Stationen

Dienstag, 22. Oktober 2019

So kann's gehen

"Am Rande der Buchmesse", erzählt uns Michael Klonovsky am vergangenen Sonntag, "abends bei Tische, geriet ich ins Gespräch mit einem gestandenen Herren, der sich sehr kenntnisreich über Werke und Interpreten der sogenannten klassischen Musik äußerte, wobei mich verwunderte, dass er auf Anhieb mit dem Namen Hans Rott etwas anzufangen wusste (der Mann entpuppte sich im Nachhinein als Musikkritiker). Rott war ein Komponist, von dessen Existenz ich erst seit einigen Tagen Kenntnis habe – also nicht, dass ich ein Maßstab für irgendetwas wäre; ich bin lediglich der Errichter jenes Maulwurfshügels, von welchem aus hier in die Welt geschaut wird –; ein befreundeter Musiker schenkte mir eine Einspielung von Rotts Erster und einziger Symphonie in E-Dur, von der man wissen muss, dass sie in den Jahren 1876 bis 78 von einem nicht einmal Zwanzigjährigen komponiert wurde, der ein Schüler Anton Bruckners war, freilich, wie der Lehrer selbst, von seinen Zeitgenossen wenig Anerkennung und stattdessen Häme erfuhr. Brahms äußerte sich abschätzig über die Symphonie, was der Grund gewesen sein könnte, dass Hans Richter sie nicht aufführte. Um 1880 verfiel Rott dem Wahnsinn. Den Rest seines kurzen Lebens verbrachte er in der Niederösterreichischen Landes-Irrenanstalt, wo er viele seiner Arbeiten vernichtete und 1884 an Tuberkulose starb. Apopkryphe Quellen raunen, Hugo Wolf habe Brahms für den Tod Rotts verantwortlich gemacht.

Das alles wäre traurig, aber nicht weiter berichtenswert, wenn diese Symphonie nicht ein außergewöhnliches Opus wäre, ein, wie man sagt, Meilenstein des Genres, freilich ein merkwürdig unsichtbarer, weitgehend unbekannter Meilenstein – das Werk wurde erst 1989 in Cincinatti, Ohio, uraufgeführt. Aber der in Meilensteinbelangen damals entscheidende Musiker kannte es, schätzte es und, nun ja, bediente sich darin: Gustav Mahler. Mahler hatte mit Rott dieselbe Kompositionsklasse am Wiener Konservatorium besucht, er hat die Partitur von Rotts Symphonie sehr genau studiert und eventuell eine Kopie besessen, er nannte den Kollegen den "Begründer der Neuen Symphonie, so wie ich sie verstehe", und erklärte, es sei gar nicht zu ermessen, was die Musik an ihm verloren habe. Als Rott in die Anstalt gebracht wurde, lag die Uraufführung von Mahlers Erster noch neun Jahre in der Zukunft.

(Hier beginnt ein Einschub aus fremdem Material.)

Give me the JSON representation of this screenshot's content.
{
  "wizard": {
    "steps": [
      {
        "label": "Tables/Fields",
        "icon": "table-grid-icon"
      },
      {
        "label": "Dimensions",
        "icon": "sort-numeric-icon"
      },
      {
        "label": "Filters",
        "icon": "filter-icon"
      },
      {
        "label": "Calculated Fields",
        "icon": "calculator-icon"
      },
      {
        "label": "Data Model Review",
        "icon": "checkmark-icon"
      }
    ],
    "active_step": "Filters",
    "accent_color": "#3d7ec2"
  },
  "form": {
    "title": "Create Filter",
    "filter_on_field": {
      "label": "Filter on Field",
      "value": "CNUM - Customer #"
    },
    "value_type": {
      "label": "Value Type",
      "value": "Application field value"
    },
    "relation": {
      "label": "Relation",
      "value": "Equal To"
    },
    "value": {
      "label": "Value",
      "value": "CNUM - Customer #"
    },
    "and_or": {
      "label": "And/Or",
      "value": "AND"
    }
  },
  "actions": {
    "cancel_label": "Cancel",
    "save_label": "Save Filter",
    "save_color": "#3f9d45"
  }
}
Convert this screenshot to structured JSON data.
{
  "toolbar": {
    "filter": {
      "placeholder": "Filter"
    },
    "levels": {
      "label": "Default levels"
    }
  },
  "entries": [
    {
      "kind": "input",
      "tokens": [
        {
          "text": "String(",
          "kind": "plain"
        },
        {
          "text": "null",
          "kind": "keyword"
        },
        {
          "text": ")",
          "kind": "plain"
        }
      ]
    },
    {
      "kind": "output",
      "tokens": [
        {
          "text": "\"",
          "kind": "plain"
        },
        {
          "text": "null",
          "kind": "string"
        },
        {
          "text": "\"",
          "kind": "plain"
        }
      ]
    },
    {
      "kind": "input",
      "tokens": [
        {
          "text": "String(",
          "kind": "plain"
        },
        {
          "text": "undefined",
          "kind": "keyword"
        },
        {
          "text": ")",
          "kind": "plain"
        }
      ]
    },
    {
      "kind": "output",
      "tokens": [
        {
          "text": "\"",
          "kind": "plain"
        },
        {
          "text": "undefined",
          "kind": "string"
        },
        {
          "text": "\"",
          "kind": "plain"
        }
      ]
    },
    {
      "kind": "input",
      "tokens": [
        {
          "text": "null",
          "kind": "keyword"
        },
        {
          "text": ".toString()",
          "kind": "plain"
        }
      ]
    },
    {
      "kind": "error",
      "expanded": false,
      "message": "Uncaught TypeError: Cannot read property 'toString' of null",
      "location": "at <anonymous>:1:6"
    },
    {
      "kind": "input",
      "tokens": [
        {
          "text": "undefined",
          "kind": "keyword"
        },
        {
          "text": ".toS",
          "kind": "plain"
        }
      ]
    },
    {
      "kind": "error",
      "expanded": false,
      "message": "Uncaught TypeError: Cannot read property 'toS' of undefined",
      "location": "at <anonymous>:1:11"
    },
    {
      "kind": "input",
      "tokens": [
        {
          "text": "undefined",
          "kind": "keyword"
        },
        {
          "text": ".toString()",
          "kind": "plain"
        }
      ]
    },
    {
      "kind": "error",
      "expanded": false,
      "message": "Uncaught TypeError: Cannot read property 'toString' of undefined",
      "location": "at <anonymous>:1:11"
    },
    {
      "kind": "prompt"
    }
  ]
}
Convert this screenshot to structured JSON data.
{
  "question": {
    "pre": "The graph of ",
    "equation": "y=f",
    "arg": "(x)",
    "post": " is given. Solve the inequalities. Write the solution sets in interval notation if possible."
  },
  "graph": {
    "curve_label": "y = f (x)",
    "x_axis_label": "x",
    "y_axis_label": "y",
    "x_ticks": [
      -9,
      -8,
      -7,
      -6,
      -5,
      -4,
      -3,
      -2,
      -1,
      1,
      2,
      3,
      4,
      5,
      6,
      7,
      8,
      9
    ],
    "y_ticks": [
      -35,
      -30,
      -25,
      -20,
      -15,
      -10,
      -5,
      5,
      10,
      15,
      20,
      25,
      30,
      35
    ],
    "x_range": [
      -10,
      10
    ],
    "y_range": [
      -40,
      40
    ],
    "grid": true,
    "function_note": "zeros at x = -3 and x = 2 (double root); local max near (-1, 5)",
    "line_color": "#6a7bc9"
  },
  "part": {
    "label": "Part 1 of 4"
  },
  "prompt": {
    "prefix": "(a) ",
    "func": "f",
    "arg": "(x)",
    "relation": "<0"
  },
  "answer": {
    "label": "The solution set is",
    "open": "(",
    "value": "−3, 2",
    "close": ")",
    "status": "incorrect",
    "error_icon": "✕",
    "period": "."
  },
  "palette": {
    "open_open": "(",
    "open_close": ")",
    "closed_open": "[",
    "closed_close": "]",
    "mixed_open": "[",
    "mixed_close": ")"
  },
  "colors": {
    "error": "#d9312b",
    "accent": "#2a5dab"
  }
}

Während aus dem ersten Satz der E-Dur-Symphonie vernehmlich ein Bruckner-Schüler und Wagner-Verehrer spricht, markiert der langsame Satz quasi den Übergang von Brucker zu Mahler, die Parallelen zum Schlussatz von Mahlers Dritter sind auffällig. Völlig verblüffend wird es beim Scherzo; hier meint man, niemand anderen als Mahler selbst zu hören (speziell die Scherzi der Ersten und Fünften). Der grandiose, von Momenten einer unendlichen Sehnsucht durchsetzte Schlussatz illustriert schließlich sehr eindrucksvoll, wie recht Mahler mit seinen Worten hatte, dass hier der Musikwelt ein unwiederbringliches Talent entsetzlich früh abhanden gekommen ist.

Die Einspielung, von der ich sprach, ist jene. Den beiden amazon-Rezensenten, die sich sehr kundig über den Dirigenten äußern, kann ich mich anschließen."